Over time, excessive alcohol use can cause dementia-like symptoms. But these effects can be slowed — and sometimes reversed — if you stop drinking.
“Alcoholic dementia” is an older term commonly used to describe the medical condition now known as alcohol-related dementia or alcohol-induced major neurocognitive disorder. These terms are used interchangeably and describe a severe form of alcohol-related brain damage (ARBD).
ARD is a type of cognitive impairment that occurs as a result of heavy alcohol consumption over a long period.
Note that alcohol-related dementia is sometimes confused with Wernicke-Korsakoff syndrome. While the two conditions share some similarities, they have different causes. Wernicke-Korkasoff syndrome is caused by a thiamine (Vitamin B1) deficiency, though heavy alcohol use can be an underlying cause of this deficiency.
The symptoms of alcohol-related dementia and age-related dementia are fairly similar.
Potential symptoms of alcohol-related dementia include issues with:
- memory (especially your ability to form new long-term memories)
- focus and concentration
- problem-solving and planning
- emotional control
- physical balance, even when not drinking
Symptoms tend to develop gradually and worsen over time if you continue drinking.
These changes can greatly impact your daily life and may make it difficult to perform simple tasks like cooking a meal or paying your bills. Over time, they can also impact your mood, personality, and social skills.
The brains of participants who were drinking three units of alcohol a day over the previous month had reductions in both white and gray matter, making their brains appear three and a half years older. For reference, one unit is considered a half pint of beer or a small glass of wine.
If you think you may be experiencing alcohol-related dementia, talk with a healthcare professional.
They’ll likely start by doing a physical exam and asking about your physical and psychological symptoms. They may also ask you to complete a questionnaire about symptoms related to your memory and cognitive abilities.
Depending on your symptoms, you might also undergo a brain scan to rule out other concerns, like a stroke or tumor, or brain bleeding caused by physical trauma. You may also get a brain scan to rule out other potential conditions, like stroke, tumor, or a brain bleed caused by physical trauma.
All of the information gathered during the diagnostic process will also help them rule out other types of dementia, including Alzheimer’s disease or vascular dementia.
The first part of treatment for alcohol-related dementia aims to help you stop drinking alcohol. This can take several weeks, and you may need to do this under medical supervision.
If you’ve been drinking alcohol for a long time, you might experience alcohol withdrawal symptoms, including disorientation, agitation, and mood changes. But your care team can prescribe medications to help with withdrawal symptoms. You might also receive fluids, salts, and thiamine by injection.
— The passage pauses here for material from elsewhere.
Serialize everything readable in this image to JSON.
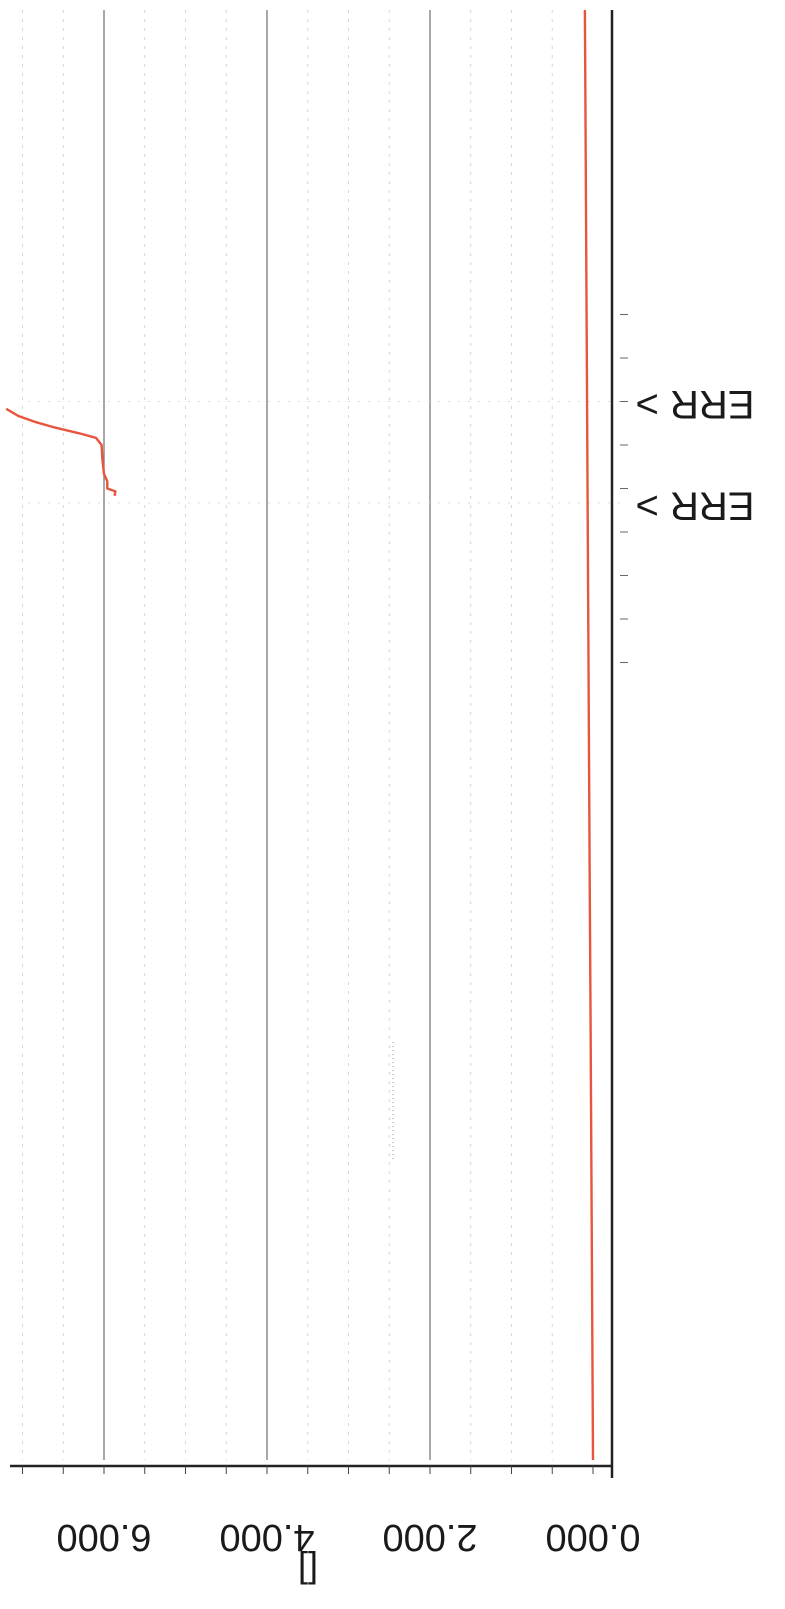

Once the withdrawal process is over, you’ll likely be referred to a mental health professional for extra support. Joining a support group can also be helpful at this stage of treatment.
Often, symptoms stop progressing and even improve after you stop drinking. But in some cases, your care team may prescribe medication like rivastigmine or memantine, which are typically used for managing Alzheimer’s disease symptoms.
Is alcohol-related dementia reversible?
If you stop drinking, it’s possible to at least partially reverse the effects of alcohol-related dementia.
Alcoholic dementia, or alcohol-related dementia, is a severe form of alcohol-related brain damage caused by many years of heavy drinking. It can lead to dementia-like symptoms, including memory loss, erratic mood, and poor judgment.
If you suspect you have this condition, reach out to a healthcare professional as soon as possible to discuss treatment options. The sooner you treat alcohol-related dementia, the better your chances of recovery.
If you’re concerned about your alcohol use but aren’t sure about next steps or don’t feel comfortable talking with a healthcare professional, the SAMHSA National Helpline, 1-800-662-HELP (4357), offers free, confidential support.